China is also arguing
that India’s actions are unprecedented. To China, India has
not only interfered in a bilateral dispute but escalated it by deploying forces
across a recognized international border into a third country. Indeed, evenIndian observers have acknowledged Doklam
is the first time India has engaged Chinese
forces from the soil of a third country. Upending established norms of
sovereignty through force in the name of self-defense could permit future “adventurism.”
Yet India’s argument
is that it was responding to unprecedented Chinese revision of borders through
road construction (both hardening and extension) in disputed territory. Such
moves would create permanent facts on the ground with grave implications for Indian national
security.
In our estimation,
Chinese claims are vulnerable due to the ambiguity of treaty language, private
agreements, and de facto possession claims. But Indian claims are by no means
less vulnerable given the unprecedented nature of India’s actions on the
plateau and Bhutan’s deafening silence. Both sides’ views of the status
quo may appear to themselves entirely justifiable, yet to their adversary as
thin gruel.
Seven weeks into the
crisis, the continued impasse — and increasingly caustic rhetoric — indicates
the potential for escalation remains high. The Indian national security
advisor’s recent visit to Beijing did not yield any breakthroughs, contrary
to some reporting. Aggressive signals of resolve like
military exercises or mobilization or perceived windows of tactical opportunity
in a different sector of the disputed India-China border could lead either side
to miscalculate, resulting in accidental or inadvertent escalation. And any
shooting that begins on the border could even expand into other domains like
cyber- or naval warfare.
Despite the
challenges, there are several possible resolutions in sight if both sides — and
third parties trying to defuse tension — strive to understand what might seem
like mutually incompatible perspectives.
For example, India could find alternative ways to
grant Beijing a “win” by softening its position on China’s “One Belt, One Road”
project, both sides could pursue international arbitration, or both sides could
wait until harsh winter weather conditions force both sides forces to quietly
draw down.
Another “off ramp” to
deescalate the crisis is a back-channel agreement with Bhutan appearing as the
public arbiter, allowing both sides to save face. The most obvious solution, as
many have identified, would be a mutual withdrawal and return to pre-June 16
positions – something which may already be slowly happening, as both draw back
troops. For both sides to save face, the public narrative of their back-channel
dialogue could rely on Bhutan.
For example, India
could claim Bhutan “thanked” India for its support and commitment to upholding
the bilateral friendship treaty, but after deploying its own monitoring force,
Bhutan requests that India withdraw its forces. This would allow India to
withdraw without appearing to bend to Chinese demands, send a message that
China’s salami tactics will be challenged, and buttress its credibility with
states concerned with Chinese encroachment.
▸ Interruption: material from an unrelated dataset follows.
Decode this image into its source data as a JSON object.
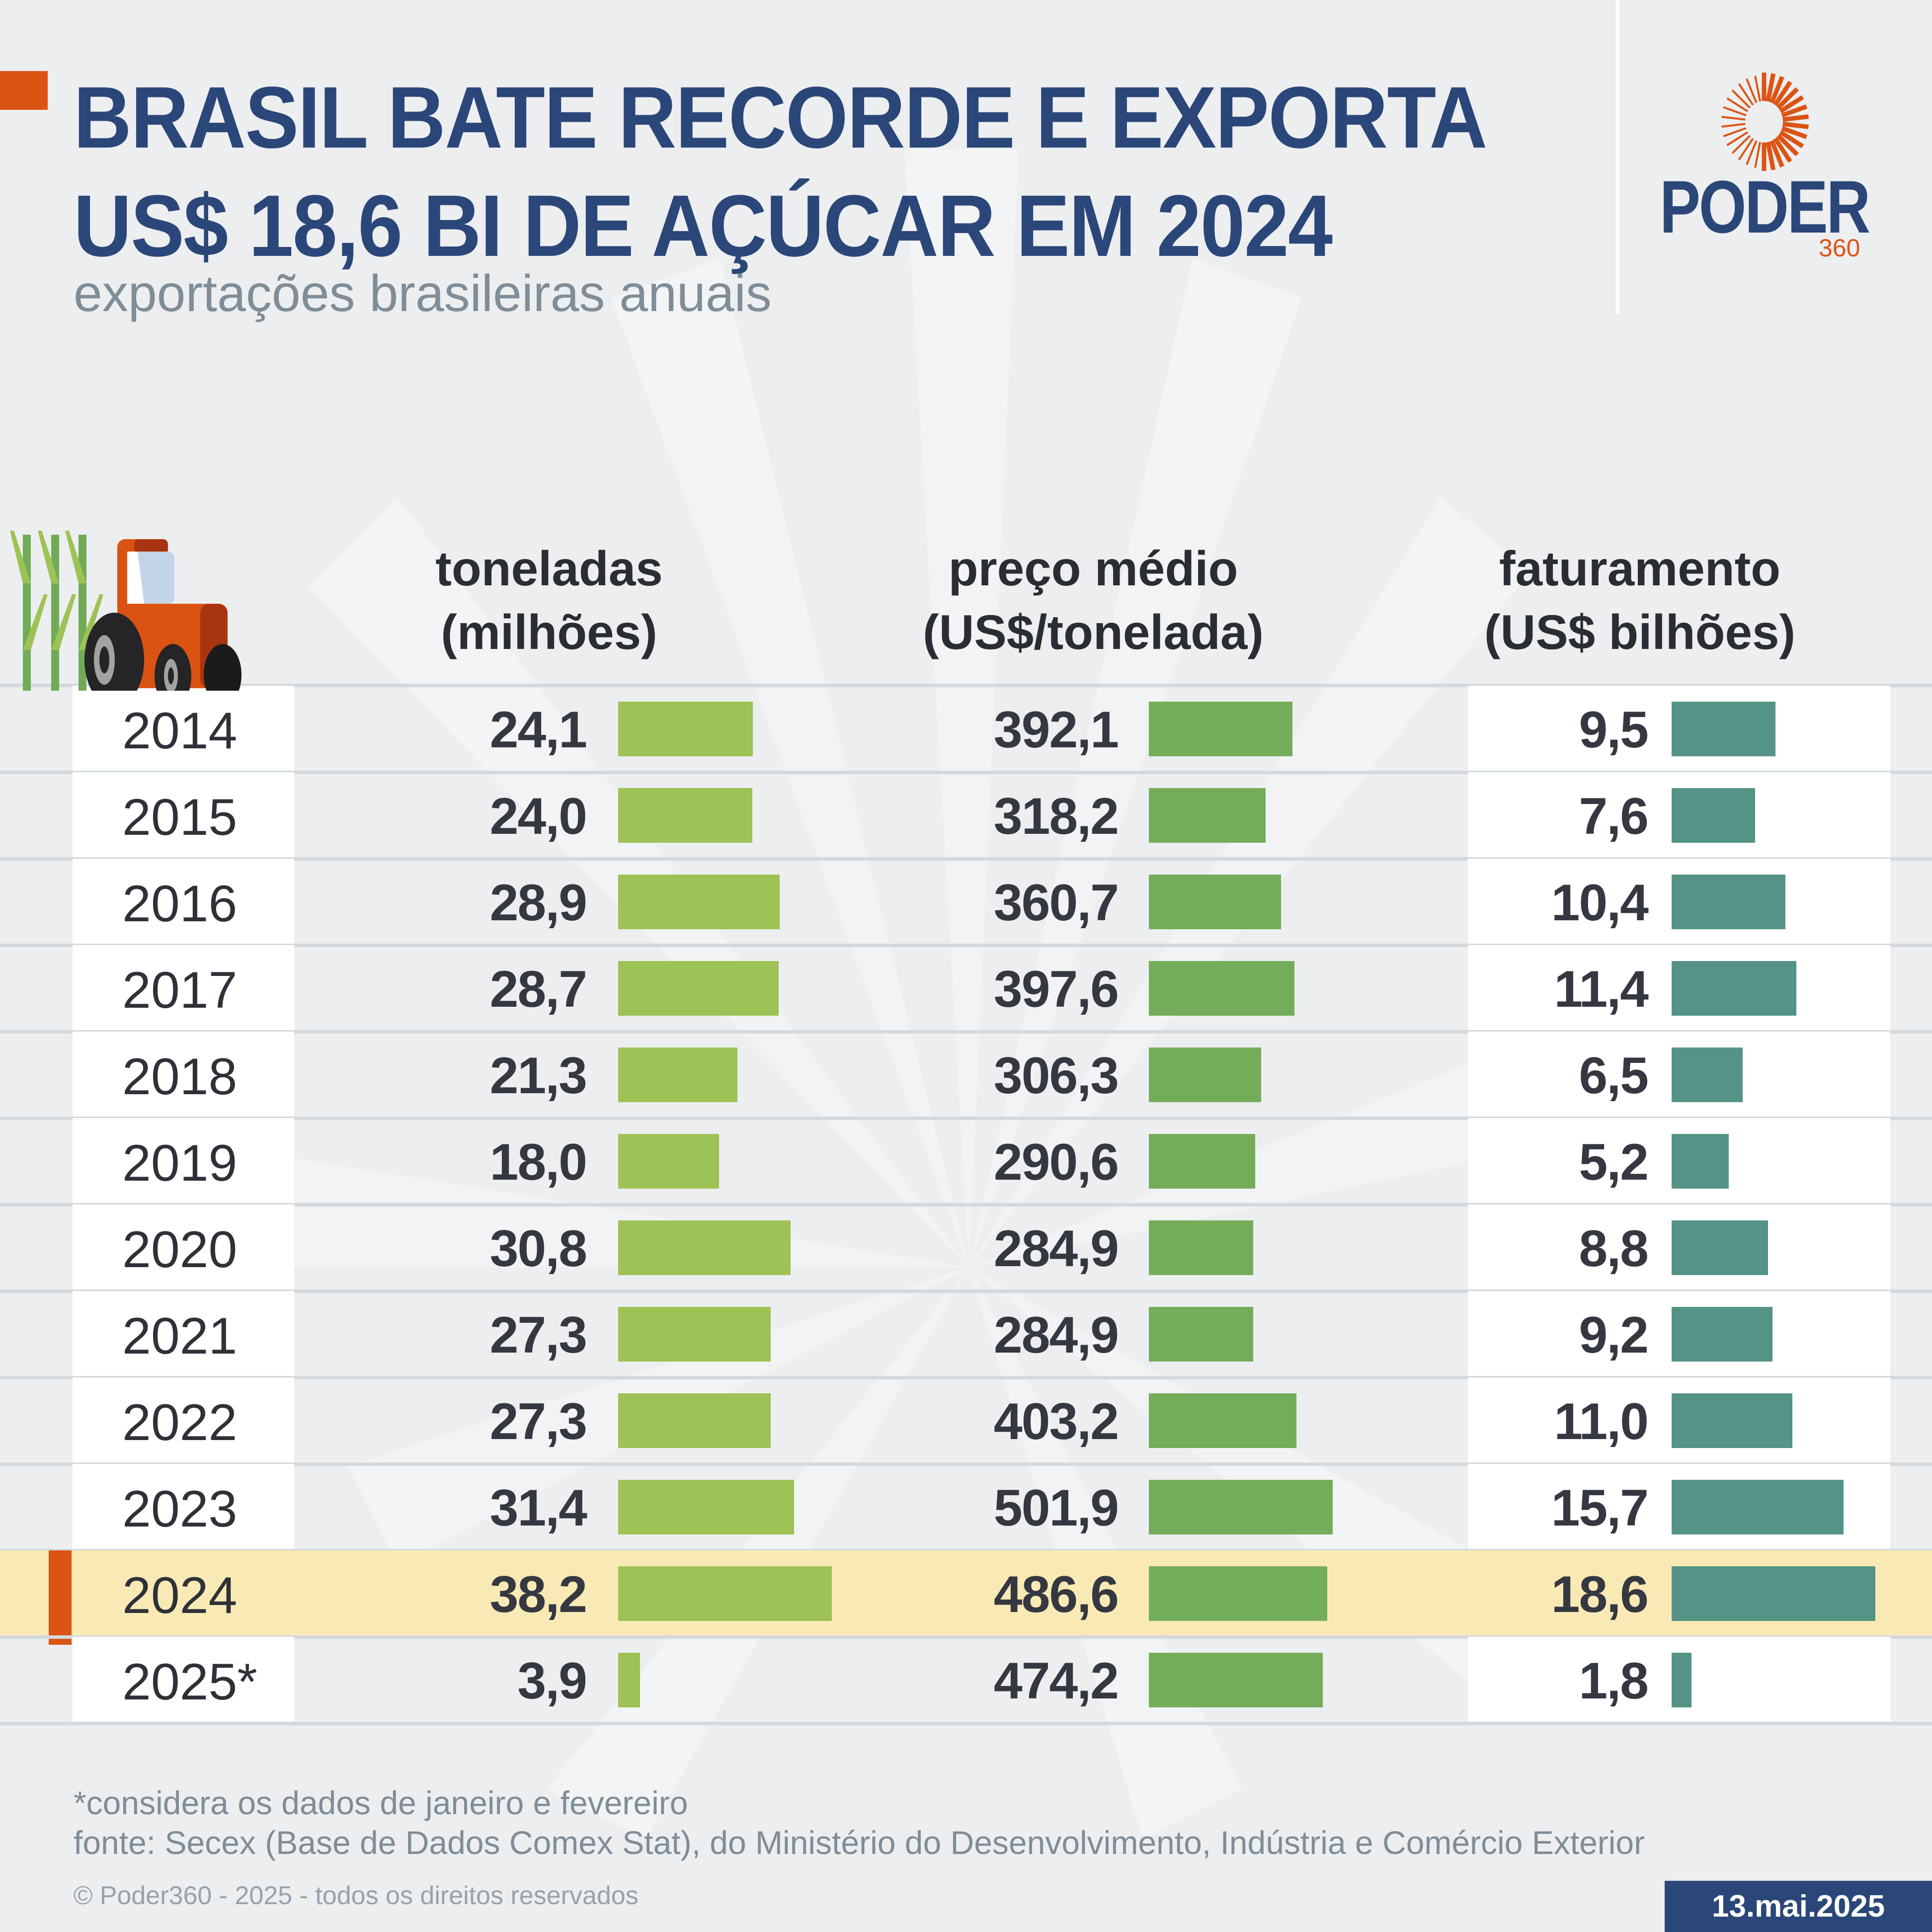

For its part, China can claim India
withdrew first and quietly halt road construction until a final settlement is
reached between itself and Bhutan. This would give all sides, including Bhutan,
a face-saving exit necessary to appease domestic audiences. At the same time,
India and China will have exchanged clear signals on just how serious they are
about the border — and how dangerous assumptions about the other side can be.